Wonder Pizza USA is developing a vending machine that cooks and serves 9″ whole pizzas in just under 2 minutes. Each machine can have up to three different kinds of pizzas available at a time, although I’m curious as to what kind of quality you’d get from a vending machine. I suspect you’d be better off eating pizza you found in a dumpster and washing it down with urine.

Bloody industrial designers – why is it they can design a coin-operated apparatus that makes instant pizza, but not a vending machine that can make a decent cup of tea?

“They’re doing their part. Are you? Join the Mobile Infantry and save the world. Service guarantees citizenship.”

Over at the News Blog friends are pinch-hitting for Steve Gilliard, who’s just undergone open-heart surgery resulting from a dialysis-related heart-valve infection.
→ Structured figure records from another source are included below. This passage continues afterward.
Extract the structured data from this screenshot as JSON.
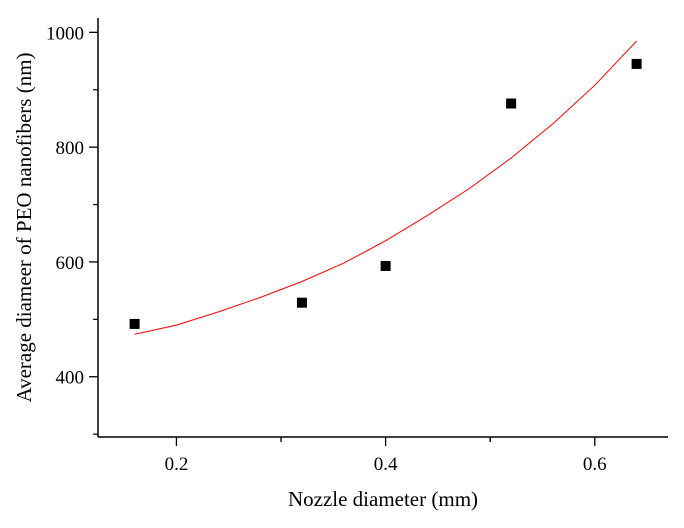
{
  "chart_data": {
    "type": "scatter",
    "title": "",
    "xlabel": "Nozzle diameter (mm)",
    "ylabel": "Average diameer of PEO nanofibers (nm)",
    "xlim": [
      0.125,
      0.67
    ],
    "ylim": [
      295,
      1025
    ],
    "xticks": [
      0.2,
      0.4,
      0.6
    ],
    "xtick_labels": [
      "0.2",
      "0.4",
      "0.6"
    ],
    "yticks": [
      400,
      600,
      800,
      1000
    ],
    "ytick_labels": [
      "400",
      "600",
      "800",
      "1000"
    ],
    "grid": false,
    "legend": "none",
    "series": [
      {
        "type": "scatter",
        "marker": "square",
        "color": "#000000",
        "x": [
          0.16,
          0.32,
          0.4,
          0.52,
          0.64
        ],
        "y": [
          492,
          529,
          593,
          876,
          945
        ]
      },
      {
        "type": "line",
        "color": "#ff0000",
        "x": [
          0.16,
          0.2,
          0.24,
          0.28,
          0.32,
          0.36,
          0.4,
          0.44,
          0.48,
          0.52,
          0.56,
          0.6,
          0.64
        ],
        "y": [
          474,
          490,
          513,
          538,
          566,
          598,
          637,
          681,
          728,
          781,
          841,
          908,
          985
        ]
      }
    ]
  }
}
This is one of the ever-present dangers of dialysis and the reason why I’ve been fighting it tooth and nail. All his friends and family and well-wishers from all over the world, and they are many, are united in hoping for his swift recovery. Let’s hope too he gets the kidney he needs soon, because the subject of donor kidneys in the US is a troubled one:

In the United States alone, more than 63,000 patients are waiting for a kidney, according to the National Kidney Foundation. The kidney waiting list of the United Network for Organ Sharing currently increases at a rate of 20 percent a year, and the list will be 100,000 to 150,000 patients long by the year 2010.

One of the excellent writers filling in at the News Blog is Lower Manhattanite, who I’ve always wished would start his own blog. Steves’ hospital stay got him thinking about hospitals, and veterans’ and military hospitals in particular, in light of Steve’s own interest in the topic:

[…]

That symmetry hit this weekend as I drove my kids to their Grandpa’s house for a visit. Grandpa lives not far from my folks in Southeastern Queens, and getting to his house takes you past an odd neighborhood called Addisleigh Park—a weird, little enclave in Jamaica where Black entertainers like Ella Fitzgerald, Count Basie and James Brown all owned homes. And just across Linden Boulevard from Addisleigh, was the big V.A. hospital—a mean, imposing place where sullen men drifted in and out for treatment that always seemed to be—well, according to them, less than good. Driving past there, I remembered the old OTB parlor and the bars dotting Linden along that brief stretch near the hospital—funny how those places wound up so close by, and how those places always seemed to be overfull of, to the point of spilling out onto the streets, of angry, apparently ill-treated men. There was a comic-book store us kids frequented on that block, and on those sojourns you would always hear the men carping and ranting a litany of V.A. hospital horror stories—sometimes in front of the aforementioned sad haunts, but also in the luncheonette/comic book store we hung out at where they’d come in for ciggies and cheap cigars.

“I got better care in the middle of the f*cking jungle than ten minutes from my house” I remember one gaunt, afro-ed outpatient growling to a friend at the counter one day. I Briefly dated a girl who lived in Addisleigh, and I noted one day sitting on her porch that we only seemed to see the patients coming in and out of the place–never employees, and how I never saw the doctors out on the Boulevard.

“They ain’t crazy.”, the girlfriend pointed out. “They come in and go out the back way, otherwise some of those dudes’d jump ‘em. It’s a rough place, and they hold the doctors responsible. One got f*cked up at the bus stop a few years ago, and ever since then, they go out the back door—and get the bus a few stops back ithe other way.”

I hadn’t thought about that conversation until this (Sunday) morning. What kind of treatment would lead patients to wanna whip a doctor’s *ss? And move not one doctor , but drive ‘em all to use a crappy back door near a loading bay for entry and egresss? I shudder to think of what had so many of those olive-drab clad vagabonds who wandered up and down Linden so incensed about that hospital. Well, at least I used to shudder.